Time to first pixel and responsivess on Cycles and Octane are crazy compared to CPU, so I would really like to see big improvements on the interactive rendering.

Jpjapers:

--- Quote from: John_Do on 2022-11-03, 09:49:45 ---As appealing as could be the ability to run Corona on GPU(s) and gain a (really) big boost of raw performance, I can understand the reluctance of the devs to port the engine to GPU :

* a CPU render engine code is almost universal. A GPU render engine is Nvidia only or you have to be ready to maintain no less than 3 other versions : OneAPI( Intel), HIP(AMD), Metal (Apple). I don't know the details but I guess that's a bit more work than maintaining just one render engine if you don't want to tie your user to one videocard brand ( and even just NVidia is two implementations, CUDA and OptiX).
* you are heavily dependent on GPU drivers, and this is not a detail. Here how it goes for Redshift users for 6 months : Super slow redshift IPR and rendering
* And finally, the small amount of VRAM available, even on prosumer models, does not fit very well the type of project that the typical Corona user has to deal with. And NVidia killed NVlink with the RTX 4XXX series without offering a true alternative, so either you're stuck with 24Gb or you bite the bullet and spend 5K+€ on a RTX6000. Even so, it's "only" 48Gb and like the gaming cards, no more NVLink too.
Time to first pixel and responsivess on Cycles and Octane are crazy compared to CPU, so I would really like to see big improvements on the interactive rendering.

--- End quote ---

I think hybrid could the the ideal. Where you have specific features that run really well on a GPU, supplementing the power of the CPU. Volumetrics, caustics ansd displacement being three things off the top of my head that i can think of that will add significant render time to a scene at the moment.

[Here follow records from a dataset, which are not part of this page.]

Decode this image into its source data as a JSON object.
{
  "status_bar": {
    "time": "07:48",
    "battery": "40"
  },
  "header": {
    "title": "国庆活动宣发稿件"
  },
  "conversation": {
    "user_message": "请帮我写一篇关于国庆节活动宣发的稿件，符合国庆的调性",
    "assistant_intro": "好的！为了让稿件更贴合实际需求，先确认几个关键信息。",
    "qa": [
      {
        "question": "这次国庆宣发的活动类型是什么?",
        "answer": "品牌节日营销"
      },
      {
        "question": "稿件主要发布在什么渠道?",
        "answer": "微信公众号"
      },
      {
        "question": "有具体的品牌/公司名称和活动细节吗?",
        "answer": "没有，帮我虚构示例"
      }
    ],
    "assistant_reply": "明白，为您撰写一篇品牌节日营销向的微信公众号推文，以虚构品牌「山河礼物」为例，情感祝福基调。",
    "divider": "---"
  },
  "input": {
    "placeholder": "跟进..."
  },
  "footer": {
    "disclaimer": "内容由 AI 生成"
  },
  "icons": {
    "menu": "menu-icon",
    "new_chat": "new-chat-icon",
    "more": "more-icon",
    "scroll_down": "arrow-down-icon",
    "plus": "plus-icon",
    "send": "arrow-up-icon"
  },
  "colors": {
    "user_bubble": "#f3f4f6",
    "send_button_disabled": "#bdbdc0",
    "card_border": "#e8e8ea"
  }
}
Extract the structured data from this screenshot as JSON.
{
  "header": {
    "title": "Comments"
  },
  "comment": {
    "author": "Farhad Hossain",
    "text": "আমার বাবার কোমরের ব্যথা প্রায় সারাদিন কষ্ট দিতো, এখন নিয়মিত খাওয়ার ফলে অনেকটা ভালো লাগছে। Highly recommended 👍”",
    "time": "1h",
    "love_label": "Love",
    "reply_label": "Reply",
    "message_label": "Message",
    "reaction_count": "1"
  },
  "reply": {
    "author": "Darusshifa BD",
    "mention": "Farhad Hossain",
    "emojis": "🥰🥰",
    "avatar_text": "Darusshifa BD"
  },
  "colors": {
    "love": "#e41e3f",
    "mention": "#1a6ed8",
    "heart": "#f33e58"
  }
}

If theres any way that any part of the most intensive processes can be moved off to the GPU, even partially, leaving more CPU free to deal with everything else. I'd absolutely welcome that. That being said i have no idea how linear the computational rendering process is or whether anything i just said is viable. But more speed is always welcome!

Dionysios.TS:

--- Quote from: John_Do on 2022-11-03, 09:49:45 ---As appealing as could be the ability to run Corona on GPU(s) and gain a (really) big boost of raw performance, I can understand the reluctance of the devs to port the engine to GPU :

* a CPU render engine code is almost universal. A GPU render engine is Nvidia only or you have to be ready to maintain no less than 3 other versions : OneAPI( Intel), HIP(AMD), Metal (Apple). I don't know the details but I guess that's a bit more work than maintaining just one render engine if you don't want to tie your user to one videocard brand ( and even just NVidia is two implementations, CUDA and OptiX).
* you are heavily dependent on GPU drivers, and this is not a detail. Here how it goes for Redshift users for 6 months : Super slow redshift IPR and rendering
* And finally, the small amount of VRAM available, even on prosumer models, does not fit very well the type of project that the typical Corona user has to deal with. And NVidia killed NVlink with the RTX 4XXX series without offering a true alternative, so either you're stuck with 24Gb or you bite the bullet and spend 5K+€ on a RTX6000. Even so, it's "only" 48Gb and like the gaming cards, no more NVLink too.
Time to first pixel and responsivess on Cycles and Octane are crazy compared to CPU, so I would really like to see big improvements on the interactive rendering.

--- End quote ---

But, the VRAM used in rendering process, is completely different than the traditional RAM.
In 24GB can fit a lot of data that in the traditional RAM will occupy 3 times more.

In 2009 I had the privilege to be one of the first artists using the iray rendering engine. At that time, the GPU cards were having only 1.5GB VRam and look how many stuff was rendered with that "limited" memory! :D

Anyway, I am curious to see how things will evolve in the years to come.

JoachimArt:
I would love for a Cartoon shader. Or especially a outline render like in Vray. It one of the only features that some time forces me to do stuff in other renders than Corona.

Jpjapers:
Really hoping for colour management in this next release. Trying to get renders from Max/Corona into photoshop and have them match the VFB output has been an absolute minefield for too long.